In case you missed it, all Singaporeans aged 21 and above will receive a hongbao (red packet) bonus. This is probably the closest you can get to a money-falling-from-the-sky experience.
My point is, it has always been my goal to make sure I never have to starve during our trip. No one likes to travel when they’re hangry.
4. Scout for cheap and good experiences
While it is important to budget for the trip, don’t forget to manage your expenses while you are on the trip. After all, budgeting is a continuous process, so you do not end up broke halfway through your trip.
Some activities are way too expensive for our wallets. Although they may make good experiences, it may be advisable to skip some.
For example, paragliding may sound fun but when you factor in the costs and think about how much money you would have left, maybe not so much.
Consider looking for activities that cheap, or even better, free! It may not be as exhilarating as paragliding, but it is an experience nonetheless.
Try to spend within your means so that you will not be broke after your grad trip. And if you budget well, you might even have some leftover cash to fund your next trip!
5. Grab all the (student) deals
Besides scouting for airline deals, always look out for student deals.

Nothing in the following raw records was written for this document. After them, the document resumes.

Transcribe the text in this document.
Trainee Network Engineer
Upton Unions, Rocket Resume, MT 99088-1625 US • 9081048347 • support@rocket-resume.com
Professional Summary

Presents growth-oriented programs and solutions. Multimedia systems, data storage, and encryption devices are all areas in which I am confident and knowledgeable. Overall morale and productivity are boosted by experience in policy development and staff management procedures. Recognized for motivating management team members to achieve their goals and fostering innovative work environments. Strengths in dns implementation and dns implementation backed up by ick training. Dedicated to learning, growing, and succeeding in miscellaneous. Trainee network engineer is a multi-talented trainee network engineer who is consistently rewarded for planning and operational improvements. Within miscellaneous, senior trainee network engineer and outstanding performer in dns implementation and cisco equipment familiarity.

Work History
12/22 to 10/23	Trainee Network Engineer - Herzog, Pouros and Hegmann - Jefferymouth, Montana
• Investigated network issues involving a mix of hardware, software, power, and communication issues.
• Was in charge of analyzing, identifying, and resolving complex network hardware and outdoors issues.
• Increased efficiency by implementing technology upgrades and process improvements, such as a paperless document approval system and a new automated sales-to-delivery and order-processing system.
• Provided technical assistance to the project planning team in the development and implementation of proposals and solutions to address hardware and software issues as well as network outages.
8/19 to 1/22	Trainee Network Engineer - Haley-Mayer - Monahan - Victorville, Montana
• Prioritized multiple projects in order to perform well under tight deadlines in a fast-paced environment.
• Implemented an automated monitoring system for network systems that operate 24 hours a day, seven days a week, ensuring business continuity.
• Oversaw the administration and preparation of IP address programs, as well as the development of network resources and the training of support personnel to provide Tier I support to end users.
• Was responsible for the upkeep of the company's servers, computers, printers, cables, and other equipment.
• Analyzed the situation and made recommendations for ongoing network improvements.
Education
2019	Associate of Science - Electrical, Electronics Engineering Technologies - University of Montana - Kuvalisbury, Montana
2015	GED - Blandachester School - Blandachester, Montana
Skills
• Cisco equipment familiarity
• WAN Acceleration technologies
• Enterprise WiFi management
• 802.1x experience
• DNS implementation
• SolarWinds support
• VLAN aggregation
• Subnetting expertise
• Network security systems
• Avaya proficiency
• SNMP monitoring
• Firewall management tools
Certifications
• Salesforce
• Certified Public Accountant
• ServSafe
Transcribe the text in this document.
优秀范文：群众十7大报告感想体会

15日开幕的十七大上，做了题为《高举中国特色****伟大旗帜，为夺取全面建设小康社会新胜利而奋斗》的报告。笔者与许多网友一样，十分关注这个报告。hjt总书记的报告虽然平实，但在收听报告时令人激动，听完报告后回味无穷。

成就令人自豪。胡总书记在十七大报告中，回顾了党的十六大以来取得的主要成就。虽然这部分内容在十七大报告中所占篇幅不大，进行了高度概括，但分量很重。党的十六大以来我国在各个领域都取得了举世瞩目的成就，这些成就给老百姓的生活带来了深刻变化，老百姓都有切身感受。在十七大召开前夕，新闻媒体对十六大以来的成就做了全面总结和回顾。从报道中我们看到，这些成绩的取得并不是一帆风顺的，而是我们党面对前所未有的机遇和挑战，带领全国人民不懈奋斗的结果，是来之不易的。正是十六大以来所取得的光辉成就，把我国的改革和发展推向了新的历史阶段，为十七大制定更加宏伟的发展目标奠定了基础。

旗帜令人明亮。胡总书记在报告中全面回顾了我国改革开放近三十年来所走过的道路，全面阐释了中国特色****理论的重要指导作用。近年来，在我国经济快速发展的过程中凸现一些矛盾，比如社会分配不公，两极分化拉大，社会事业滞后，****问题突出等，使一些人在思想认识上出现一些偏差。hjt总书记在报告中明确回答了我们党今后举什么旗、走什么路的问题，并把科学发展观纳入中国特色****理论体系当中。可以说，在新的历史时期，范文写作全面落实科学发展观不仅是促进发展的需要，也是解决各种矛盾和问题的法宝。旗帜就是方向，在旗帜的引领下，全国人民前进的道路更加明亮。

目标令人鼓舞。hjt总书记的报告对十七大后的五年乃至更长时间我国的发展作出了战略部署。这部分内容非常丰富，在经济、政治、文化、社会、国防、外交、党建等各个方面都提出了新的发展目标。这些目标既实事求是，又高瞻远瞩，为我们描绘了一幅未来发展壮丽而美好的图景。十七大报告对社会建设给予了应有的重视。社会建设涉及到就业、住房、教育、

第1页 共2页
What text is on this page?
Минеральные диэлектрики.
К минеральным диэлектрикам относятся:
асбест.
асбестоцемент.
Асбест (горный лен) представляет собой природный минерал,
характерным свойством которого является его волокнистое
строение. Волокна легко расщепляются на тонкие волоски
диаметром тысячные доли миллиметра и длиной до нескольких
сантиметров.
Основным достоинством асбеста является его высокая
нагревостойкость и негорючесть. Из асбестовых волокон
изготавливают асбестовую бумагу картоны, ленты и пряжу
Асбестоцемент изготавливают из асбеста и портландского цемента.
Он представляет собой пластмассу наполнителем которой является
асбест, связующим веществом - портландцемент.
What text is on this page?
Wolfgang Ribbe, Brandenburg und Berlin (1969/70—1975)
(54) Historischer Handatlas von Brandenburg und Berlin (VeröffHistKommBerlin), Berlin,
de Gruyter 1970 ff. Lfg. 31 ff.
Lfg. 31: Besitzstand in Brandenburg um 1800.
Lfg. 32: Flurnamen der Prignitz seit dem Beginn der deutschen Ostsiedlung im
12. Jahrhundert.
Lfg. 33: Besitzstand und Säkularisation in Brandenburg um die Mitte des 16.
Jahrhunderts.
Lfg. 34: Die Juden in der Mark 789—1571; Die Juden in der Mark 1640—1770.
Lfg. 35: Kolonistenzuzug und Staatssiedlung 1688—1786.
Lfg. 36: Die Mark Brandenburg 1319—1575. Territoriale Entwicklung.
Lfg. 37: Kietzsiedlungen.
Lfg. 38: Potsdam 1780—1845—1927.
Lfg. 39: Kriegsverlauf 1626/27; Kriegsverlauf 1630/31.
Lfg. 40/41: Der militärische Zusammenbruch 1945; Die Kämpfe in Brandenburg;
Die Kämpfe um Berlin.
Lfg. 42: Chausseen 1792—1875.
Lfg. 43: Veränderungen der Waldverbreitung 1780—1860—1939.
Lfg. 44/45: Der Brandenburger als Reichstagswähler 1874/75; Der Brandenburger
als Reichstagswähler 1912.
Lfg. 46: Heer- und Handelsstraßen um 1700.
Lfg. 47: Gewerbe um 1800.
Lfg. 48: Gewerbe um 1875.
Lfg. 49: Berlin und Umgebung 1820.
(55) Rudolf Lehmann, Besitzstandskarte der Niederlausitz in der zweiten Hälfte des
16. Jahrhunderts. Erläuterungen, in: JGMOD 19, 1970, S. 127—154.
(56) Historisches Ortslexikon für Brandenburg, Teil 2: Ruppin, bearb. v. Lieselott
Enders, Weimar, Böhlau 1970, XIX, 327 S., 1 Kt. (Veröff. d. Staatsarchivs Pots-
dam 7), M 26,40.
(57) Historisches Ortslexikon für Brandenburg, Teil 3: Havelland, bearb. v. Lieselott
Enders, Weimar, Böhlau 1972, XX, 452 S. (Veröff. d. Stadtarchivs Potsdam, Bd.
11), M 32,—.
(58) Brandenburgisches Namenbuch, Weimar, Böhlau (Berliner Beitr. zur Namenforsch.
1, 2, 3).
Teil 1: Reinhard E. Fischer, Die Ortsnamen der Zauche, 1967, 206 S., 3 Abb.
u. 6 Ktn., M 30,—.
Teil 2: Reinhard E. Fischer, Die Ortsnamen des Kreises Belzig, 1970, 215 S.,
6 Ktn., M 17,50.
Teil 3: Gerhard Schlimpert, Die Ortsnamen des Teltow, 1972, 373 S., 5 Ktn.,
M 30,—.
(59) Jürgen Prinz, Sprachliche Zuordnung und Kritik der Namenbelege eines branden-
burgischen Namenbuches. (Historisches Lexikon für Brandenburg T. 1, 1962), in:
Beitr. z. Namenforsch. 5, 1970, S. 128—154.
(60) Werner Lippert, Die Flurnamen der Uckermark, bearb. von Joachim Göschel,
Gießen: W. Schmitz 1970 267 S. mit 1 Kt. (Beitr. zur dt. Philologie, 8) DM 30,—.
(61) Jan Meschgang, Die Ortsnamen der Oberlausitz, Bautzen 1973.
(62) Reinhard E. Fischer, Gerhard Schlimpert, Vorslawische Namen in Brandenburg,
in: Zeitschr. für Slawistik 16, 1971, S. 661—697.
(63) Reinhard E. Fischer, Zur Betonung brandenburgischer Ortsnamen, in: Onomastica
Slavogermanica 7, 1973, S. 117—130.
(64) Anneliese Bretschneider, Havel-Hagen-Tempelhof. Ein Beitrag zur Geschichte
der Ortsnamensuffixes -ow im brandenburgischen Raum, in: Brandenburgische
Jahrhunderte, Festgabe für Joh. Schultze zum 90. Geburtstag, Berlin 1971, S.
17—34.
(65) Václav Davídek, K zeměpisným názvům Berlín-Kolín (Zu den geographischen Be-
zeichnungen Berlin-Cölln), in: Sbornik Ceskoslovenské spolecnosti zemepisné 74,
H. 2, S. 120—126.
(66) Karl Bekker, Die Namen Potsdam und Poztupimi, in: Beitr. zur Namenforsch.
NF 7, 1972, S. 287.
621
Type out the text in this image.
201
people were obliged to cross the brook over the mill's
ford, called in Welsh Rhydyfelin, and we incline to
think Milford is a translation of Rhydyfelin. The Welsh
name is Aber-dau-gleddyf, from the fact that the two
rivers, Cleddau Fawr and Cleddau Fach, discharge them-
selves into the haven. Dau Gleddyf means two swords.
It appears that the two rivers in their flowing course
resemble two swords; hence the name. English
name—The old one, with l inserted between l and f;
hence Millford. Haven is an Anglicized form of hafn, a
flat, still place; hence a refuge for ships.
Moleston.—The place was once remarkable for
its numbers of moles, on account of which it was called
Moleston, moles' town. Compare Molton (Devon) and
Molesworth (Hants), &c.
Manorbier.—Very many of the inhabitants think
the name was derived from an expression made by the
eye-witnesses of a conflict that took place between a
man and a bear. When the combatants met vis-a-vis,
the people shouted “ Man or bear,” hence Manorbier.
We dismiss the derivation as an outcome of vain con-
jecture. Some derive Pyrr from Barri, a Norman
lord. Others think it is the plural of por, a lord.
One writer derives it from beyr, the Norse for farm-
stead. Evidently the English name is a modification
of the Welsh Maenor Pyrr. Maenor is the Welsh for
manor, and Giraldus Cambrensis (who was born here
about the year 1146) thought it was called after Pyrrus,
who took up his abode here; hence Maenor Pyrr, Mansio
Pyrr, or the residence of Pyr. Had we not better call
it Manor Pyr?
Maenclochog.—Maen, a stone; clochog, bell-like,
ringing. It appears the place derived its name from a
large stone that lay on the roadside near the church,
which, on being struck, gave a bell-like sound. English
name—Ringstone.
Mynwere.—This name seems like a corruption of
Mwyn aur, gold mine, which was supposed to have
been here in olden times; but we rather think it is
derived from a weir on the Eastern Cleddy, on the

In Europe, there are youth prices for train tickets and entries to museums that are valid till you are 25. That is partly the reason why I am in a rush to travel throughout Europe despite being only 20 years old. I want to do it for cheaper, while I can!
Budgeting for big ticket items may seem like hard work, but remember that you are not in this alone. Gather your friends and budget for your grad trip together. The more you save, the more extravagant your actual trip can be.
All or nothing, right? But still, preferably all.